John Calvin Commentary


John Calvin Commentary
"Thus saith Jehovah: If my covenant of day and night [stand] not, if I have not appointed the ordinances of heaven and earth; then will I also cast away the seed of Jacob, and of David my servant, so that I will not take of his seed to be rulers over the seed of Abraham, Isaac, and Jacob: for I will cause their captivity to return, and will have mercy on them." — Jeremiah 33:25-26 (ASV)
Here God contrasts His steadfast faithfulness with their perverse murmurings, about which He had complained. He again uses the comparison previously introduced: “If, then, I have not fixed My covenant, or if there is no covenant for the day and the night—if there are no laws for heaven and earth—then I will cast away the seed of Jacob and the seed of David: but if My constancy is always conspicuous in the laws of nature, how is it that you do not ascribe to Me My due honor?” For I am the same God who created the heaven and the earth, who fixed all the laws of nature which remain unchangeable, and who also has made a covenant with My Church. If My faithfulness regarding the laws of nature does not change, why should it change regarding that sacred covenant which I have made with My chosen people?
We now see the reason why God so often confirmed a thing sufficiently clear in itself: it was because the struggle against the people's obstinate hopelessness was difficult. For they thought that they were rejected without any hope of deliverance when God punished them only for a time for their wickedness, as they deemed their exile to be without a return.
He mentions the seed of Jacob first, because it had been said to Abraham, For your seed, and the same promise was repeated to Jacob (Genesis 26:4; Genesis 28:14). He afterwards adds the seed of David, because a special promise was afterwards given to David (2 Samuel 7:12–13). Then also the seed of David, He says, will I reject, so that I should not take of his seed to rule over the seed of Abraham, Isaac, and Jacob. He now aptly joins together what might have seemed unconnected, for He says that there would always be some of David’s posterity to rule over all the tribes. God, therefore, thus preserved His Church when He set a king over His Church; or, as we have said, a kingdom is inseparable from the safety of the people.
He lastly adds, For I will restore their captivity. This addressed the people's lack of confidence, for an objection was ready at hand: “What can this mean? For the ten tribes have already been led away into distant regions and are scattered; a part of the kingdom of Judah has also been cut off; and what remains is not far from entire ruin.” Hence God calls their attention to the hope of deliverance, as though He had said that they were acting foolishly because they were so hasty, for their expectation ought to have remained in suspense until the time prescribed—that is, until the end of the seventy years, according to what we have seen before, when the Prophet spoke against impostors who boasted of a quick return.
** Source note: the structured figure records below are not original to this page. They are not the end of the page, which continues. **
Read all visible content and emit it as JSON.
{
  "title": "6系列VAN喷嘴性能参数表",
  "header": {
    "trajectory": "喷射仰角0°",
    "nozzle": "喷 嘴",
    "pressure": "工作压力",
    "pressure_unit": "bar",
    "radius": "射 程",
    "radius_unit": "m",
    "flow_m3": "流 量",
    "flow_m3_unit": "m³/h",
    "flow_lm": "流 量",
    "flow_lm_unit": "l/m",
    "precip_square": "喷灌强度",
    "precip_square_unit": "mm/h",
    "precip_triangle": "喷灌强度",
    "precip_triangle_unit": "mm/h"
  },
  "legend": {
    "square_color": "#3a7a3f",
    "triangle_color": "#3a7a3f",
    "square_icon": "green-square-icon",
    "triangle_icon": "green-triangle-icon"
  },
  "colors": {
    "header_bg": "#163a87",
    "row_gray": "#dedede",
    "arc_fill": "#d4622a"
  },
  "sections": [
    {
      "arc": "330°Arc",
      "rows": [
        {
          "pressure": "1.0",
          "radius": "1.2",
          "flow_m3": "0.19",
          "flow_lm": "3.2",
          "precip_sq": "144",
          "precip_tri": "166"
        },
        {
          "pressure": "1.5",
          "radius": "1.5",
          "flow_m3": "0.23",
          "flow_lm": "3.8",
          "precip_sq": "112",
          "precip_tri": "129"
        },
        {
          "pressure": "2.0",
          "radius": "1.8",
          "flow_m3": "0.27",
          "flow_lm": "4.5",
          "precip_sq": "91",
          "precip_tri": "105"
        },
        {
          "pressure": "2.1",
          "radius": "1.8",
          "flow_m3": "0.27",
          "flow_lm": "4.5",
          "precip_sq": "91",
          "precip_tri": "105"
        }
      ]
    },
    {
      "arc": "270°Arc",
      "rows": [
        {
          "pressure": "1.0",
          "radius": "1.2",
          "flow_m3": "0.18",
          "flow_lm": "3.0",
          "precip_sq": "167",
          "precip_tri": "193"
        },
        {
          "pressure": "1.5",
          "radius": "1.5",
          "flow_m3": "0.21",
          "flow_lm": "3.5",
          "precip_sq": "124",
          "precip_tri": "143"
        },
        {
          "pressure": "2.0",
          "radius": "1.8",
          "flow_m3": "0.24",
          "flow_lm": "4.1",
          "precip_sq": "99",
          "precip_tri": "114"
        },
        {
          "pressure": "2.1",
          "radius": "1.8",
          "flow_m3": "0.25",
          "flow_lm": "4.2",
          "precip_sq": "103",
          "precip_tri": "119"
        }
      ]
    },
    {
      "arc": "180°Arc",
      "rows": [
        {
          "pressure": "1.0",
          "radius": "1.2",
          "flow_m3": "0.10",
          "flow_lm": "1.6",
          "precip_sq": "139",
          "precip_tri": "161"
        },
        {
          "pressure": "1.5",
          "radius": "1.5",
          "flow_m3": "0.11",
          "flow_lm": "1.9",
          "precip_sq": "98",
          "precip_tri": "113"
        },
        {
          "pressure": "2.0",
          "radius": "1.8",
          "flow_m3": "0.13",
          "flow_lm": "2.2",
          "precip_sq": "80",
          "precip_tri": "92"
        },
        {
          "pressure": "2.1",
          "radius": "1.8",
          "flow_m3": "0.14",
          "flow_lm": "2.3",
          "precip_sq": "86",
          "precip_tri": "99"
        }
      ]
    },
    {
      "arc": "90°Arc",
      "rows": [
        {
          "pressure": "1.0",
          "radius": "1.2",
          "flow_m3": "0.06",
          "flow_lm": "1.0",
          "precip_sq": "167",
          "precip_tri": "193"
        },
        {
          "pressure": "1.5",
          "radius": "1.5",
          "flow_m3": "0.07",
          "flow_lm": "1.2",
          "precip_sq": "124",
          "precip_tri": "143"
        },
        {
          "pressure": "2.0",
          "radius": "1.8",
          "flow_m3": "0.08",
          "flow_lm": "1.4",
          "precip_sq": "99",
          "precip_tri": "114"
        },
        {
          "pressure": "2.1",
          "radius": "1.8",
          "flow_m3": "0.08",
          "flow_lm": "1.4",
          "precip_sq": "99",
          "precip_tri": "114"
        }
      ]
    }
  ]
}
He therefore tells them that they ought to bear their exile patiently until the full time of their deliverance came. And He points out the source or cause of their deliverance when He says, I will have mercy on them, as though He had said that the very salvation which He promised to the people depended on His gratuitous mercy.
Prayer:
Grant, Almighty God, that as You set before us daily, both in the heavens and on the earth, an illustrious example not only of Your power and wisdom but also of Your goodness and faithfulness—O grant that we may learn to raise our thoughts still higher, even to that hope which is laid up for us in heaven; and that we may be so agitated by the various changes of this world that our hope may yet remain fixed in You; and that, whatever may happen, we may be fully persuaded that You will be our Father in such a way that we will at length enjoy that blessed rest which has been obtained for us by the blood of Your only-begotten Son.—Amen.